IBM Announces Telum II Processor and Spyre Accelerator
Christian Jacobi, IBM Fellow and CTO of IBM Systems Development, describes how the Telum II processor and Spyre accelerator will help scale artificial intelligence capabilities on the mainframe
When it comes to artificial intelligence (AI), keeping up means scaling up, and IBM recently announced new hardware advances to help mainframe clients do just that.
IBM Telum II Chip and Spyre Accelerator
The IBM Telum II processor and complementary Spyre accelerator promise to enhance the use of AI directly on the mainframe as organizations increasingly apply the technology to transactions. Announced at the Hot Chips 2024 conference in Palo Alto, California, last month, the unveiling marked “a big, big milestone in a very large project,” says Christian Jacobi, IBM Fellow and CTO of IBM Systems Development. “We have 800 or so engineers working on a chip like this.”
In product literature, IBM says the Telum II brings a “40% increase in cache and a coherently attached data processing unit (DPU), potentially improving performance by up to 70% across key system components.” The Spyre accelerator, for its part, was designed to provide additional AI compute when paired with the Telum II, which will be incorporated into a new, yet-to-be-announced system set for release next year, Jacobi explains.
AI on the Mainframe
The original Telum microprocessor brought AI for transaction processing to the IBM mainframe for the first time as part of the IBM z16 system in 2022. Altogether, IBM mainframes handle 70% of the world’s transactions, according to the company.

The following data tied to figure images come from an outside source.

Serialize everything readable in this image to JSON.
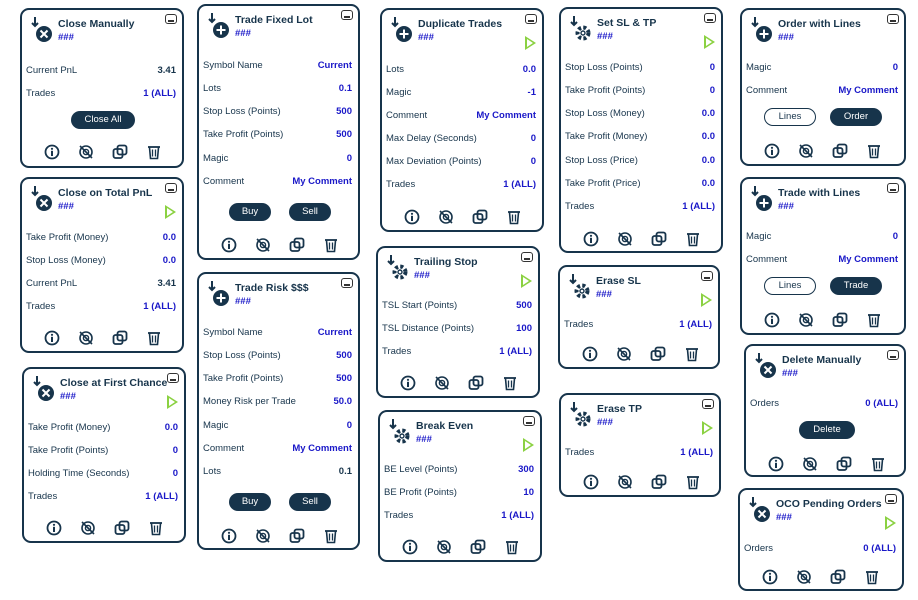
{
  "colors": {
    "navy": "#17344b",
    "value_blue": "#1a18c8",
    "play_green": "#8bd142"
  },
  "icons": {
    "tools": [
      "info-icon",
      "no-magic-icon",
      "duplicate-icon",
      "trash-icon"
    ],
    "minimize": "minimize-icon",
    "play": "play-icon"
  },
  "panels": {
    "close_manually": {
      "title": "Close Manually",
      "magic": "###",
      "rows": [
        {
          "label": "Current PnL",
          "value": "3.41"
        },
        {
          "label": "Trades",
          "value": "1 (ALL)"
        }
      ],
      "button": "Close All"
    },
    "close_total_pnl": {
      "title": "Close on Total PnL",
      "magic": "###",
      "rows": [
        {
          "label": "Take Profit (Money)",
          "value": "0.0"
        },
        {
          "label": "Stop Loss (Money)",
          "value": "0.0"
        },
        {
          "label": "Current PnL",
          "value": "3.41"
        },
        {
          "label": "Trades",
          "value": "1 (ALL)"
        }
      ]
    },
    "close_first_chance": {
      "title": "Close at First Chance",
      "magic": "###",
      "rows": [
        {
          "label": "Take Profit (Money)",
          "value": "0.0"
        },
        {
          "label": "Take Profit (Points)",
          "value": "0"
        },
        {
          "label": "Holding Time (Seconds)",
          "value": "0"
        },
        {
          "label": "Trades",
          "value": "1 (ALL)"
        }
      ]
    },
    "trade_fixed_lot": {
      "title": "Trade Fixed Lot",
      "magic": "###",
      "rows": [
        {
          "label": "Symbol Name",
          "value": "Current"
        },
        {
          "label": "Lots",
          "value": "0.1"
        },
        {
          "label": "Stop Loss (Points)",
          "value": "500"
        },
        {
          "label": "Take Profit (Points)",
          "value": "500"
        },
        {
          "label": "Magic",
          "value": "0"
        },
        {
          "label": "Comment",
          "value": "My Comment"
        }
      ],
      "buy": "Buy",
      "sell": "Sell"
    },
    "trade_risk": {
      "title": "Trade Risk $$$",
      "magic": "###",
      "rows": [
        {
          "label": "Symbol Name",
          "value": "Current"
        },
        {
          "label": "Stop Loss (Points)",
          "value": "500"
        },
        {
          "label": "Take Profit (Points)",
          "value": "500"
        },
        {
          "label": "Money Risk per Trade",
          "value": "50.0"
        },
        {
          "label": "Magic",
          "value": "0"
        },
        {
          "label": "Comment",
          "value": "My Comment"
        },
        {
          "label": "Lots",
          "value": "0.1"
        }
      ],
      "buy": "Buy",
      "sell": "Sell"
    },
    "duplicate_trades": {
      "title": "Duplicate Trades",
      "magic": "###",
      "rows": [
        {
          "label": "Lots",
          "value": "0.0"
        },
        {
          "label": "Magic",
          "value": "-1"
        },
        {
          "label": "Comment",
          "value": "My Comment"
        },
        {
          "label": "Max Delay (Seconds)",
          "value": "0"
        },
        {
          "label": "Max Deviation (Points)",
          "value": "0"
        },
        {
          "label": "Trades",
          "value": "1 (ALL)"
        }
      ]
    },
    "trailing_stop": {
      "title": "Trailing Stop",
      "magic": "###",
      "rows": [
        {
          "label": "TSL Start (Points)",
          "value": "500"
        },
        {
          "label": "TSL Distance (Points)",
          "value": "100"
        },
        {
          "label": "Trades",
          "value": "1 (ALL)"
        }
      ]
    },
    "break_even": {
      "title": "Break Even",
      "magic": "###",
      "rows": [
        {
          "label": "BE Level (Points)",
          "value": "300"
        },
        {
          "label": "BE Profit (Points)",
          "value": "10"
        },
        {
          "label": "Trades",
          "value": "1 (ALL)"
        }
      ]
    },
    "set_sl_tp": {
      "title": "Set SL & TP",
      "magic": "###",
      "rows": [
        {
          "label": "Stop Loss (Points)",
          "value": "0"
        },
        {
          "label": "Take Profit (Points)",
          "value": "0"
        },
        {
          "label": "Stop Loss (Money)",
          "value": "0.0"
        },
        {
          "label": "Take Profit (Money)",
          "value": "0.0"
        },
        {
          "label": "Stop Loss (Price)",
          "value": "0.0"
        },
        {
          "label": "Take Profit (Price)",
          "value": "0.0"
        },
        {
          "label": "Trades",
          "value": "1 (ALL)"
        }
      ]
    },
    "erase_sl": {
      "title": "Erase SL",
      "magic": "###",
      "rows": [
        {
          "label": "Trades",
          "value": "1 (ALL)"
        }
      ]
    },
    "erase_tp": {
      "title": "Erase TP",
      "magic": "###",
      "rows": [
        {
          "label": "Trades",
          "value": "1 (ALL)"
        }
      ]
    },
    "order_with_lines": {
      "title": "Order with Lines",
      "magic": "###",
      "rows": [
        {
          "label": "Magic",
          "value": "0"
        },
        {
          "label": "Comment",
          "value": "My Comment"
        }
      ],
      "lines": "Lines",
      "action": "Order"
    },
    "trade_with_lines": {
      "title": "Trade with Lines",
      "magic": "###",
      "rows": [
        {
          "label": "Magic",
          "value": "0"
        },
        {
          "label": "Comment",
          "value": "My Comment"
        }
      ],
      "lines": "Lines",
      "action": "Trade"
    },
    "delete_manually": {
      "title": "Delete Manually",
      "magic": "###",
      "rows": [
        {
          "label": "Orders",
          "value": "0 (ALL)"
        }
      ],
      "button": "Delete"
    },
    "oco_pending": {
      "title": "OCO Pending Orders",
      "magic": "###",
      "rows": [
        {
          "label": "Orders",
          "value": "0 (ALL)"
        }
      ]
    }
  }
}
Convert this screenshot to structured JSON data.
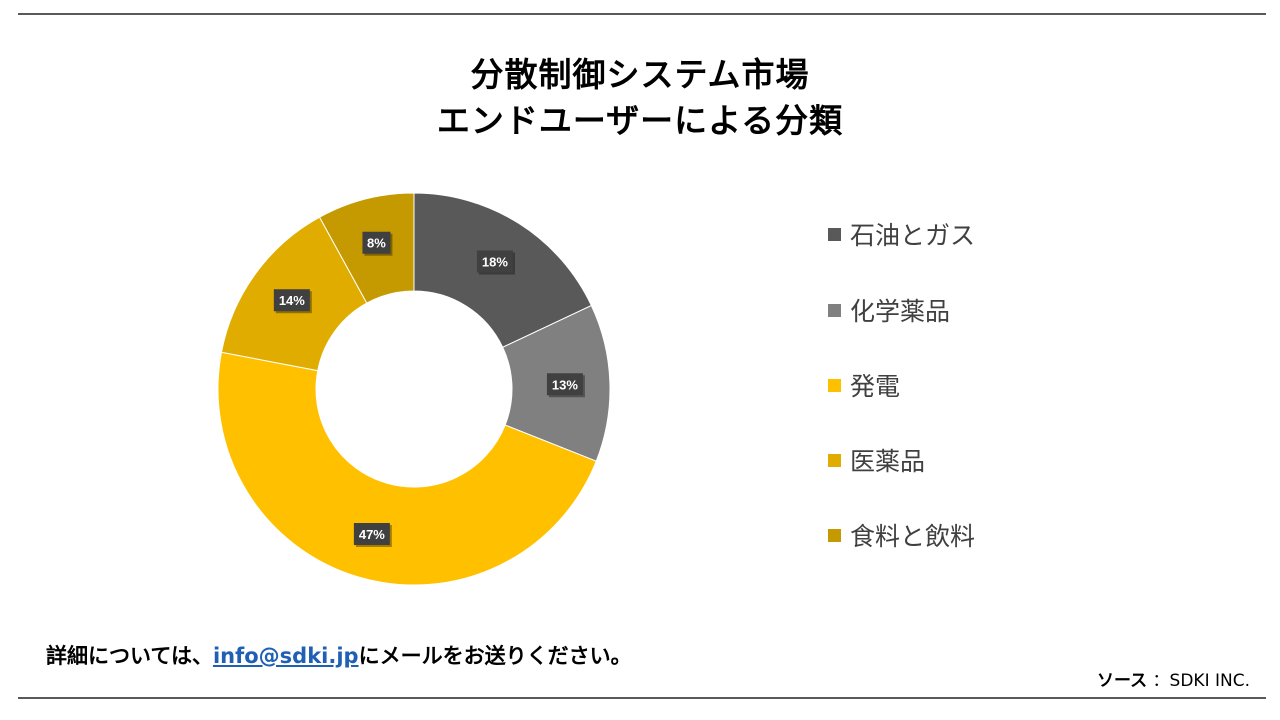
{
  "title": {
    "line1": "分散制御システム市場",
    "line2": "エンドユーザーによる分類"
  },
  "chart_data": {
    "type": "pie",
    "categories": [
      "石油とガス",
      "化学薬品",
      "発電",
      "医薬品",
      "食料と飲料"
    ],
    "values": [
      18,
      13,
      47,
      14,
      8
    ],
    "data_labels": [
      "18%",
      "13%",
      "47%",
      "14%",
      "8%"
    ],
    "colors": [
      "#595959",
      "#808080",
      "#ffc000",
      "#e0ac00",
      "#c59a00"
    ],
    "donut": true,
    "legend_position": "right"
  },
  "footer": {
    "prefix": "詳細については、",
    "email": "info@sdki.jp",
    "suffix": "にメールをお送りください。"
  },
  "source": {
    "label": "ソース",
    "value": "：SDKI INC."
  }
}
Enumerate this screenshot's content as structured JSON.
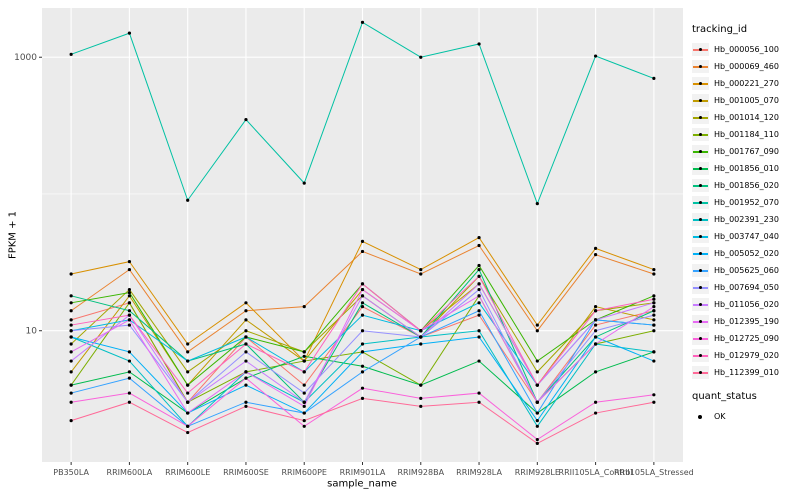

“IBM Z and LinuxONE mainframe systems are important cornerstones in the IT infrastructure of many of the largest enterprises and governments. We run massive amounts of data and transaction volume through those systems,” Jacobi says.
He adds that bringing AI directly onto the mainframe increases efficiency by eliminating the data movement that would be required if bits had to be sent to a separate computer for AI tasks. “And that is just incredibly energy efficient compared to taking that data, sending it across a network to a separate computer that has a bunch of GPUs that then perform that work,” Jacobi says. “Worldwide, we’re seeing a strong push for energy efficiency and a big concern around energy efficiency of AI.”
With the Spyre accelerator, large language models (LLMs) can now be used directly on the mainframe. “We did not have that before,” Jacobi says.
“We designed Spyre as a dedicated accelerator optimized for these kinds of models,” he says. Combining large and small models “is what we call ensemble AI, where you use a small model for a first pass and then you do a second pass on a larger model, but not with all the transactions, only a subset of the transactions.”
He adds that, beyond security, other use cases for AI on the mainframe include code modernization and enhanced understanding of complex code and the behavior of systems.
A Surge in AI Demand
As IBM rolls out its latest advances, it expects AI-driven computational needs to surge in the coming years. Mainframe companies are in various stages of adapting AI into their transactions. “It’s not everything and everywhere, but many of the advanced clients certainly are now pushing the technology pretty hard,” Jacobi says.
The first Telum chip enabled “AI inferencing at the speed of a transaction—like checking for fraud during a credit card swipe—to IBM Z,” notes an IBM blog post announcing the Spyre accelerator. Jacobi explains that the eight-core Telum II improves on its predecessor by enabling any core to not only use its local AI accelerator, but also the pooled AI capacity of eight Telum chips in a processor drawer.
Advanced technologies like the Telum II chip will help satisfy what Goldman Sachs projects to be an AI-driven 160% rise in power demand at data centers by 2030. Meanwhile, the consulting firm McKinsey credits interest in generative AI for “skyrocketing” demand for computational power.
As AI technology grows, its uses evolve. “We’re seeing AI not only being the chatbot where you ask questions, but it’s getting agentic and doing things,” Jacobi says. For an organization, this could include tasks ranging from travel reimbursements to medical image analysis.
The transaction use case is “not the poster child of AI right now,” Jacobi says. “Not a lot of people are writing papers about it, but there’s an incredible amount of value for clients still to harvest that by adding that into the transactions.” As a business-based example, IBM aims to save clients millions of dollars by helping them enlist AI in the fight against transaction fraud.
The technology is also being used for cybersecurity in general. “We know that our clients are adopting AI capabilities for cyber defense and intrusion detection and reaction,” Jacobi says.
Clients know bad actors also have AI capabilities. “The bad guys aren’t stupid and know how to use AI and get better and better. And so, it’s an arms race,” Jacobi says. “Every tool that gets invented gets used on both sides, and AI is no different.”